For the first time in 27 years, researchers have released new criteria for diagnosing Alzheimer's disease. With tests to pick up the earliest stages of the disease not yet ready for widespread use, the new guidelines will have little immediate impact on patients, but they are intended to provide a framework for research and to hopefully prepare clinicians for the day when effective treatments become available.
The guidelines, released today by the Alzheimer’s Association and the National Institute on Aging (NIA) and published online in Alzheimer’s & Dementia, reflect the growing understanding that the neurological damage of Alzheimer's begins years, even decades, before symptoms appear and that future treatments will probably work best when started as early as possible. They expand the definition of Alzheimer's to include two new stages that precede full-blown dementia: a presymptomatic phase and a phase marked by mild cognitive impairment.
The new guidelines are the revised version of recommendations made last year.

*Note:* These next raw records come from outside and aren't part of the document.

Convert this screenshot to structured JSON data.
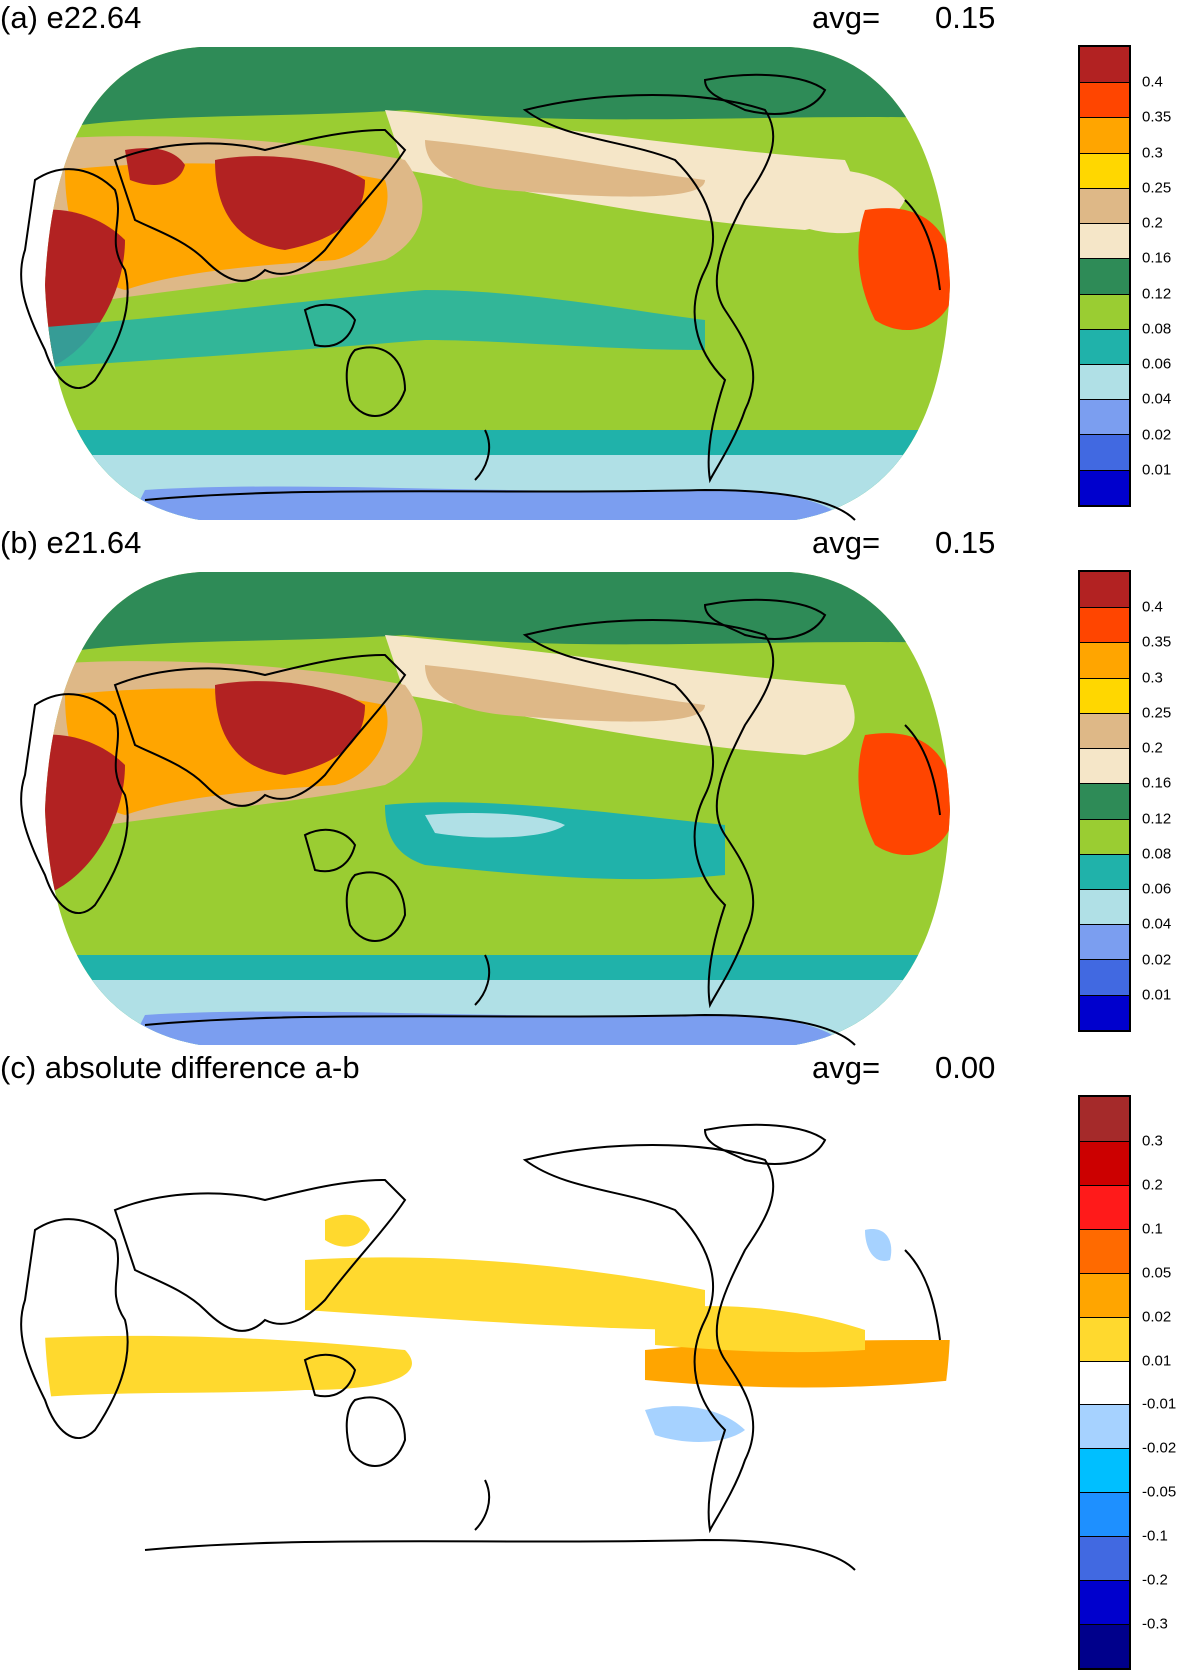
{
  "panels": [
    {
      "id": "a",
      "title": "(a) e22.64",
      "avg_label": "avg=",
      "avg_value": "0.15",
      "legend": {
        "colors": [
          "#b22222",
          "#ff4500",
          "#ffa500",
          "#ffd700",
          "#deb887",
          "#f5e6c8",
          "#2e8b57",
          "#9acd32",
          "#20b2aa",
          "#b0e0e6",
          "#7b9ef0",
          "#4169e1",
          "#0000cd"
        ],
        "labels": [
          "0.4",
          "0.35",
          "0.3",
          "0.25",
          "0.2",
          "0.16",
          "0.12",
          "0.08",
          "0.06",
          "0.04",
          "0.02",
          "0.01"
        ]
      }
    },
    {
      "id": "b",
      "title": "(b) e21.64",
      "avg_label": "avg=",
      "avg_value": "0.15",
      "legend": {
        "colors": [
          "#b22222",
          "#ff4500",
          "#ffa500",
          "#ffd700",
          "#deb887",
          "#f5e6c8",
          "#2e8b57",
          "#9acd32",
          "#20b2aa",
          "#b0e0e6",
          "#7b9ef0",
          "#4169e1",
          "#0000cd"
        ],
        "labels": [
          "0.4",
          "0.35",
          "0.3",
          "0.25",
          "0.2",
          "0.16",
          "0.12",
          "0.08",
          "0.06",
          "0.04",
          "0.02",
          "0.01"
        ]
      }
    },
    {
      "id": "c",
      "title": "(c) absolute difference a-b",
      "avg_label": "avg=",
      "avg_value": "0.00",
      "legend": {
        "colors": [
          "#a52a2a",
          "#cc0000",
          "#ff1a1a",
          "#ff6a00",
          "#ffa500",
          "#ffd92e",
          "#ffffff",
          "#a6d2ff",
          "#00bfff",
          "#1e90ff",
          "#4169e1",
          "#0000cd",
          "#00008b"
        ],
        "labels": [
          "0.3",
          "0.2",
          "0.1",
          "0.05",
          "0.02",
          "0.01",
          "-0.01",
          "-0.02",
          "-0.05",
          "-0.1",
          "-0.2",
          "-0.3"
        ]
      }
    }
  ]
}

At a press conference yesterday, NIA's Creighton Phelps explained that one of the main revisions was to clarify which recommendations pertain to researchers and which pertain to clinicians. In particular, the working groups of experts who drafted the guidelines say that Alzheimer's biomarker tests, which pick up early biological signs of the disease, are not yet ready for widespread clinical use. (Because the newly proposed presymptomatic phase of the disease can be detected only with biomarker tests, that designation is only for use by researchers at this time.)

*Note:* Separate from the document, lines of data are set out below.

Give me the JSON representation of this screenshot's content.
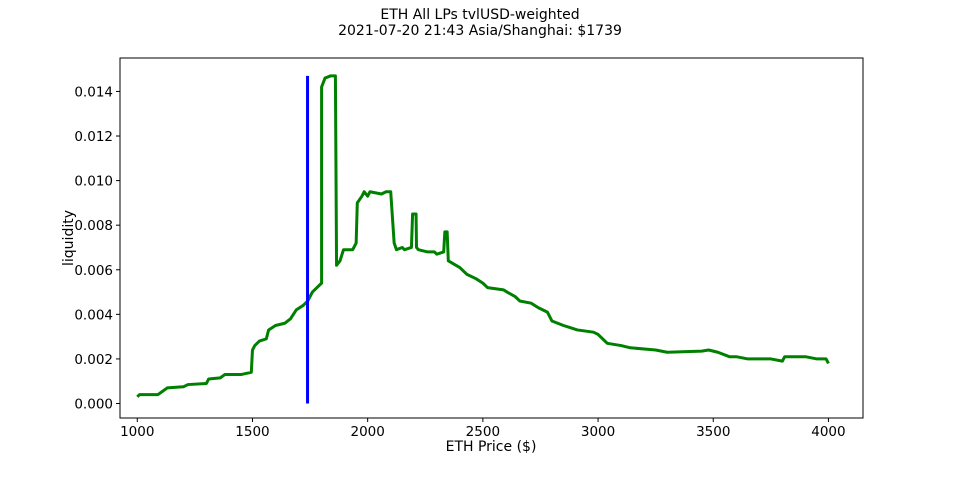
{
  "chart_data": {
    "type": "line",
    "title": "ETH All LPs tvlUSD-weighted",
    "subtitle": "2021-07-20 21:43 Asia/Shanghai: $1739",
    "xlabel": "ETH Price ($)",
    "ylabel": "liquidity",
    "xlim": [
      925,
      4150
    ],
    "ylim": [
      -0.00065,
      0.0155
    ],
    "x_ticks": [
      1000,
      1500,
      2000,
      2500,
      3000,
      3500,
      4000
    ],
    "x_tick_labels": [
      "1000",
      "1500",
      "2000",
      "2500",
      "3000",
      "3500",
      "4000"
    ],
    "y_ticks": [
      0,
      0.002,
      0.004,
      0.006,
      0.008,
      0.01,
      0.012,
      0.014
    ],
    "y_tick_labels": [
      "0.000",
      "0.002",
      "0.004",
      "0.006",
      "0.008",
      "0.010",
      "0.012",
      "0.014"
    ],
    "grid": false,
    "series": [
      {
        "color": "#008000",
        "points": [
          [
            1000,
            0.0003
          ],
          [
            1010,
            0.0004
          ],
          [
            1090,
            0.0004
          ],
          [
            1110,
            0.00055
          ],
          [
            1130,
            0.0007
          ],
          [
            1200,
            0.00075
          ],
          [
            1220,
            0.00085
          ],
          [
            1300,
            0.0009
          ],
          [
            1310,
            0.0011
          ],
          [
            1360,
            0.00115
          ],
          [
            1380,
            0.0013
          ],
          [
            1450,
            0.0013
          ],
          [
            1495,
            0.0014
          ],
          [
            1500,
            0.0024
          ],
          [
            1510,
            0.0026
          ],
          [
            1530,
            0.0028
          ],
          [
            1560,
            0.0029
          ],
          [
            1570,
            0.0033
          ],
          [
            1600,
            0.0035
          ],
          [
            1640,
            0.0036
          ],
          [
            1665,
            0.0038
          ],
          [
            1690,
            0.0042
          ],
          [
            1720,
            0.0044
          ],
          [
            1740,
            0.0046
          ],
          [
            1760,
            0.005
          ],
          [
            1780,
            0.0052
          ],
          [
            1800,
            0.0054
          ],
          [
            1800,
            0.0142
          ],
          [
            1815,
            0.0146
          ],
          [
            1840,
            0.0147
          ],
          [
            1860,
            0.0147
          ],
          [
            1865,
            0.0062
          ],
          [
            1880,
            0.0064
          ],
          [
            1895,
            0.0069
          ],
          [
            1935,
            0.0069
          ],
          [
            1950,
            0.0072
          ],
          [
            1955,
            0.009
          ],
          [
            1975,
            0.0093
          ],
          [
            1985,
            0.0095
          ],
          [
            2000,
            0.0093
          ],
          [
            2010,
            0.0095
          ],
          [
            2060,
            0.0094
          ],
          [
            2080,
            0.0095
          ],
          [
            2100,
            0.0095
          ],
          [
            2115,
            0.0072
          ],
          [
            2125,
            0.0069
          ],
          [
            2150,
            0.007
          ],
          [
            2160,
            0.0069
          ],
          [
            2190,
            0.007
          ],
          [
            2195,
            0.0085
          ],
          [
            2210,
            0.0085
          ],
          [
            2212,
            0.007
          ],
          [
            2220,
            0.0069
          ],
          [
            2260,
            0.0068
          ],
          [
            2290,
            0.0068
          ],
          [
            2300,
            0.0067
          ],
          [
            2330,
            0.0068
          ],
          [
            2335,
            0.0077
          ],
          [
            2345,
            0.0077
          ],
          [
            2350,
            0.0064
          ],
          [
            2400,
            0.0061
          ],
          [
            2430,
            0.0058
          ],
          [
            2470,
            0.0056
          ],
          [
            2500,
            0.0054
          ],
          [
            2520,
            0.0052
          ],
          [
            2590,
            0.0051
          ],
          [
            2605,
            0.005
          ],
          [
            2640,
            0.0048
          ],
          [
            2660,
            0.0046
          ],
          [
            2710,
            0.0045
          ],
          [
            2740,
            0.0043
          ],
          [
            2780,
            0.0041
          ],
          [
            2800,
            0.0037
          ],
          [
            2850,
            0.0035
          ],
          [
            2880,
            0.0034
          ],
          [
            2910,
            0.0033
          ],
          [
            2980,
            0.0032
          ],
          [
            3000,
            0.0031
          ],
          [
            3020,
            0.0029
          ],
          [
            3040,
            0.0027
          ],
          [
            3100,
            0.0026
          ],
          [
            3140,
            0.0025
          ],
          [
            3250,
            0.0024
          ],
          [
            3300,
            0.0023
          ],
          [
            3450,
            0.00235
          ],
          [
            3480,
            0.0024
          ],
          [
            3520,
            0.0023
          ],
          [
            3570,
            0.0021
          ],
          [
            3600,
            0.0021
          ],
          [
            3650,
            0.002
          ],
          [
            3750,
            0.002
          ],
          [
            3800,
            0.0019
          ],
          [
            3810,
            0.0021
          ],
          [
            3900,
            0.0021
          ],
          [
            3950,
            0.002
          ],
          [
            3990,
            0.002
          ],
          [
            4000,
            0.0018
          ]
        ]
      },
      {
        "color": "#0000ff",
        "points": [
          [
            1739,
            0
          ],
          [
            1739,
            0.0147
          ]
        ]
      }
    ]
  }
}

In recent years, researchers have made considerable progress on biomarkers, including scans that detect changes in brain anatomy and physiology and tests that measure levels of β-amyloid—a peptide thought to be an important player in the disease—in the brain and cerebrospinal fluid. These tests can pick up signs of Alzheimer's disease in people before memory problems appear, and they are already being used in clinical trials. Many researchers think the reason so many clinical trials for prospective Alzheimer's treatments have failed in recent years is that the patients enrolled in the trials were too far along in the course of the disease. Biomarkers that can pick up early signs of the disease might enable doctors to start treatment before too much irreversible damage to the brain has occurred. For now, that's done only in clinical trials.
The working groups concluded that although biomarkers are invaluable for research, more work is needed before they can be more widely used by doctors. For example, the methods must be standardized to ensure they're used consistently from one hospital to another, and researchers need to come to a consensus on what values demarcate the border between health and disease.